Local lawmakers discuss their legislative priorities

State lawmakers opened the 2022 legislative session last week with hopes of returning the state back to normal — as much as possible — following two years of grappling with the pandemic.

Unlike last year, when members of the General Assembly took the oath of office outside, braving frigid cold and hundreds of protesters angry about COVID restrictions, on Wednesday, Feb. 9 mostly masked state legislators filled the House of Representatives and Senate while just a small group of people opposing mask mandates gathered outside.

State Rep. Donna Veach (R-Berlin, Southington) said one of her top priorities this session is improving public safety.

"For almost a year, my Republican colleagues and I have done everything within our legislative powers to sit down at the table with our counterparts and try and address this issue," Veach said. "Unfortunately, our requests have largely gone ignored despite the crimes happening with greater frequency.
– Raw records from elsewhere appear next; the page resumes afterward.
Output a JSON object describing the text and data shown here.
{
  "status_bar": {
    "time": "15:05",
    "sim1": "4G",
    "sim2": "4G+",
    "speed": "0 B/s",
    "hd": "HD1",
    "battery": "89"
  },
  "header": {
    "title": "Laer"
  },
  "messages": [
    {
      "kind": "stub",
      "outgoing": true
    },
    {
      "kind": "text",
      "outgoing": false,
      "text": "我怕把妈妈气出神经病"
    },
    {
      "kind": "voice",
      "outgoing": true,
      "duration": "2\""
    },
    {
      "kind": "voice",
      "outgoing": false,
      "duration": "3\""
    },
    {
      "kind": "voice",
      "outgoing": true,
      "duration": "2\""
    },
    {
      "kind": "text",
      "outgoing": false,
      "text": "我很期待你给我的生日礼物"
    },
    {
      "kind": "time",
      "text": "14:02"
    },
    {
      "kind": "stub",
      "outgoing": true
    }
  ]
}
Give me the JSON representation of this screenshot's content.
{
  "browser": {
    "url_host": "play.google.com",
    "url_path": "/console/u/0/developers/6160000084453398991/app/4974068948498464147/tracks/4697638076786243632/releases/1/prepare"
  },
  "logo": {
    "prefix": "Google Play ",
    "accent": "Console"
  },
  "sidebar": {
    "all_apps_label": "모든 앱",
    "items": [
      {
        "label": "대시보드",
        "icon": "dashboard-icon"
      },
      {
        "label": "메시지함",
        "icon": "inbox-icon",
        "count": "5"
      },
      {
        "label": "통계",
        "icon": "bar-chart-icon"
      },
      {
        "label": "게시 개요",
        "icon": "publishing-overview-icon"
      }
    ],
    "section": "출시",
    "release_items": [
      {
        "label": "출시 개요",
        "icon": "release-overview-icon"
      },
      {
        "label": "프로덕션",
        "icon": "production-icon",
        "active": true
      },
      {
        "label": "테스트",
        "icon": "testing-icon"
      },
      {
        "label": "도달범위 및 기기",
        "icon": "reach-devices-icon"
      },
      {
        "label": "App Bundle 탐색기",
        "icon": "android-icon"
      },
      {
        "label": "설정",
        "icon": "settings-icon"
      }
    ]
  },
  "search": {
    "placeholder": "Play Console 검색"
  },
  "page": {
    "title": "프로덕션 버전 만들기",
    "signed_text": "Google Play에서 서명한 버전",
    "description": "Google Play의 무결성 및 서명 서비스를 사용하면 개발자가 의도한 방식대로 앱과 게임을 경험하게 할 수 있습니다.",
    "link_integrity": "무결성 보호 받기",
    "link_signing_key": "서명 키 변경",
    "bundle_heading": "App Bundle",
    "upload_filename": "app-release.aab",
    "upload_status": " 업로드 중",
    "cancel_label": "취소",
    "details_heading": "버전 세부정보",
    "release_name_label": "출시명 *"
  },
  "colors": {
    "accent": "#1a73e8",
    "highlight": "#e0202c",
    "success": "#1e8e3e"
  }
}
Anyone who opens up a newspaper or turns on the television is bound to come across a story where someone's car was stolen, a homeowner was shot at, or most recently where a victim was dragged attempting to stop a car theft in process."

Additionally, Veach said she would like to readdress the police accountability bill to restore officers’ qualified immunity, ability to request a consent search during a motor vehicle stop when reasonable suspicion exists, and provide protections to officers who receive a mental health assessment.

Also, Veach said she will focus on limiting the tax burden on residents and businesses.

Another local lawmaker, William Petit (R-Plainville, New Britain), also listed tax relief, public safety and improving the police accountability bill among his legislative priorites. 

And Petit hopes to pass a comprehensive mental health bill which would increase access, licensing reciprocity and school-based health centers, while providing adequate funding and resources to the Office of Victim Advocate.

"While the legislature will have many issues to consider during this shortened session, one of the most important items on my agenda this year is addressing the mental health issues we face, especially those in children," Petit said. "I am very hopeful that we will be able to shepherd a large multifaceted bill thorough the Public Health, Children’s and Human Services committees to improve and expand mental health services throughout the state.”

The 2022 legislative session will adjourn at midnight on Wednesday, May 4.

Besides the future of COVID restrictions, tax cuts, criminal justice reform and a proposed ban on flavored vaping products are among numerous topics lawmakers are expected to take up over the next several months. They’re also expected to try and address the continuing fallout of the pandemic, including various labor shortages.

“While the pandemic seems to be easing and we’re increasingly optimistic about what the future holds for us, we know that there’s so much work to be done as the pandemic continues to impact our families, our schools, our business communities in ways direct and indirect,” said House Majority Leader Jason Rojas (D-East Hartford).

Democratic Gov. Ned Lamont kicked off the legislative session by delivering his State of the State Address and unveiling his proposed revisions to the two-year, $46.3 billion state budget passed last year. Lamont and members of the General Assembly face reelection in November.

This report includes information from The Associated Press.